Les sols fournissent des services écosystémiques essentiels à la vie sur terre

Qu’est-ce que l’artificialisation des sols et l’objectif « ZAN » ?

F. M.-D. : L’artificialisation des sols est un état extrême de la dégradation des sols, lié à l’extension urbaine et à la construction de nouvelles infrastructures. Elle entraine la plupart du temps l’imperméabilisation partielle ou totale des sols et la perte partielle ou totale des fonctions qu’ils assurent. Le « Zéro artificialisation nette » (ZAN), mesure adoptée en août 2021, constitue un objectif à atteindre en 2050 et nécessite de réduire progressivement le rythme de l’artificialisation des sols, de 50 % d’ici 2030 par rapport à la consommation des espaces naturels, agricoles et forestiers mesurée entre 2011 et 2020.

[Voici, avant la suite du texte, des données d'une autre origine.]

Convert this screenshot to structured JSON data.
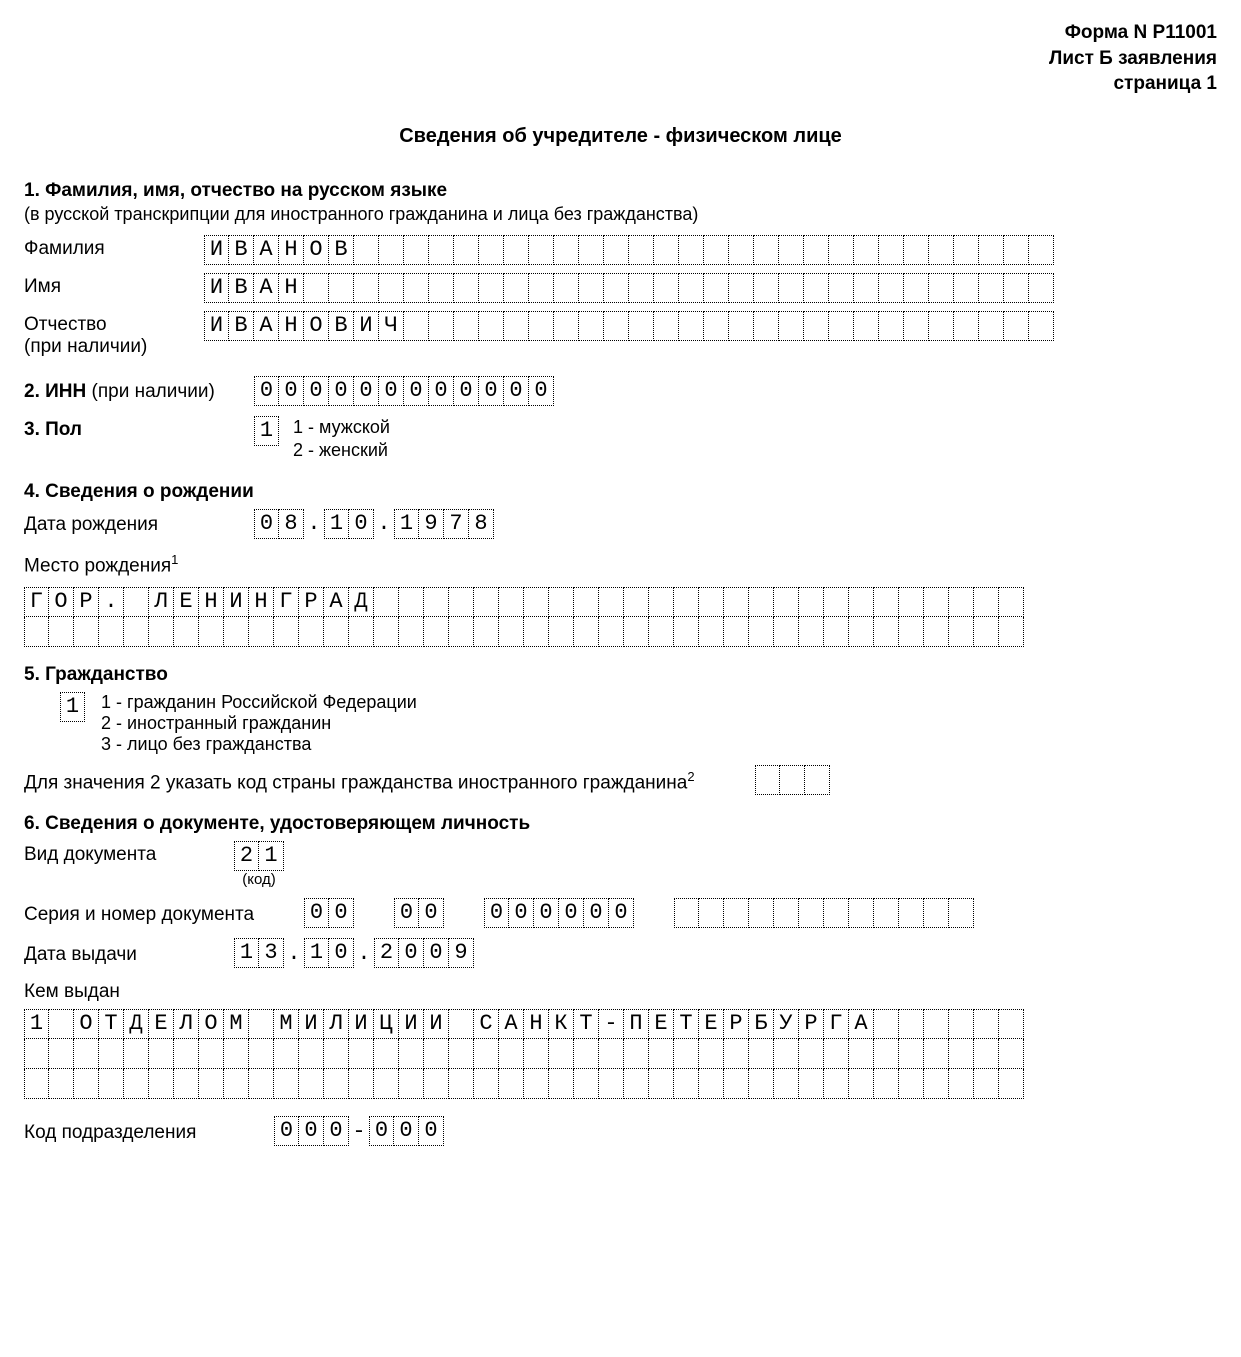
{
  "header": {
    "form_no": "Форма N Р11001",
    "sheet": "Лист Б заявления",
    "page": "страница 1"
  },
  "page_title": "Сведения об учредителе - физическом лице",
  "section1": {
    "heading": "1. Фамилия, имя, отчество на русском языке",
    "subtext": "(в русской транскрипции для иностранного гражданина и лица без гражданства)",
    "surname_label": "Фамилия",
    "surname_value": "ИВАНОВ",
    "name_label": "Имя",
    "name_value": "ИВАН",
    "patronymic_label": "Отчество",
    "patronymic_hint": "(при наличии)",
    "patronymic_value": "ИВАНОВИЧ",
    "field_length": 34
  },
  "section2": {
    "label_bold": "2. ИНН",
    "label_rest": " (при наличии)",
    "value": "000000000000",
    "length": 12
  },
  "section3": {
    "label": "3. Пол",
    "value": "1",
    "opt1": "1 - мужской",
    "opt2": "2 - женский"
  },
  "section4": {
    "heading": "4. Сведения о рождении",
    "dob_label": "Дата рождения",
    "dob_day": "08",
    "dob_month": "10",
    "dob_year": "1978",
    "pob_label": "Место рождения",
    "pob_sup": "1",
    "pob_value": "ГОР. ЛЕНИНГРАД",
    "pob_row_length": 40,
    "pob_rows": 2
  },
  "section5": {
    "heading": "5. Гражданство",
    "value": "1",
    "opt1": "1 - гражданин Российской Федерации",
    "opt2": "2 - иностранный гражданин",
    "opt3": "3 - лицо без гражданства",
    "foreign_label": "Для значения 2 указать код страны гражданства иностранного гражданина",
    "foreign_sup": "2",
    "foreign_code_length": 3,
    "foreign_code_value": ""
  },
  "section6": {
    "heading": "6. Сведения о документе, удостоверяющем личность",
    "doc_type_label": "Вид документа",
    "doc_type_value": "21",
    "doc_type_hint": "(код)",
    "series_no_label": "Серия и номер документа",
    "series_groups": [
      "00",
      "00",
      "000000"
    ],
    "series_empty_tail": 12,
    "issue_date_label": "Дата выдачи",
    "issue_day": "13",
    "issue_month": "10",
    "issue_year": "2009",
    "issued_by_label": "Кем выдан",
    "issued_by_value": "1 ОТДЕЛОМ МИЛИЦИИ САНКТ-ПЕТЕРБУРГА",
    "issued_by_row_length": 40,
    "issued_by_rows": 3,
    "subdiv_label": "Код подразделения",
    "subdiv_a": "000",
    "subdiv_b": "000"
  },
  "dot": ".",
  "dash": "-"
}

J.-F. N. : Les textes de loi associés au ZAN ont intégré une notion importante de renaturation. En effet, à partir de 2050, il sera possible d’artificialiser des sols uniquement si en parallèle d’autres sites font l’objet de projet de renaturation. Mais qu’est-ce qu’un projet de renaturation ? Quelles sont les fonctions minimales du sol à restaurer pour considérer que le projet de renaturation est atteint ? A ce stade, les textes de loi sont muets sur la question.

Pourtant les porteurs de projet et les services de l’État devront bien se mettre d’accord sur les objectifs à atteindre en matière de renaturation et il faudra bien réaliser des suivis pour mesurer la pérennité des fonctions restaurées. La communauté scientifique a un rôle pour éclairer les débats et les enjeux en la matière.

Que faudrait-il mettre en place pour améliorer la gestion des sols ? 

J.-F. N. : Je pense que la majorité des acteurs de l’aménagement a compris qu’une meilleure compréhension des sols est indispensable et le ZAN vient cristalliser plus que jamais cette question.

Maintenant il nous faut des outils pragmatiques pour évaluer la « valeur » et les fonctions d’un sol dans le temps de réalisation d’un projet urbain. Ces outils doivent être adaptés techniquement et financièrement aux projets urbains pour être déployés de manière systématique lors des études de conception et de réalisation. Mais il ne faut pas oublier non plus leur dimension pédagogique pour qu’ils puissent être compris par des non sachants, notamment les élus décisionnaires finaux en matière d’urbanisme.

F. M.-D. : Évaluer l’état d’un sol ou de son fonctionnement, nécessite de prendre en compte toute sa complexité (structure complexe et hétérogène, nombreuses fonctions, grand nombre d’organismes vivants en interaction…). Afin de développer des outils fiables et robustes, les équipes de recherche sur le sujet ont besoin de moyens (humains et financiers) pour améliorer la compréhension des réponses des communautés et des sols aux dégradations et tester différents indicateurs permettant de rendre compte du niveau d’impact des sols par ces perturbations, mais également d’évaluer l’efficacité des mesures de réhabilitation.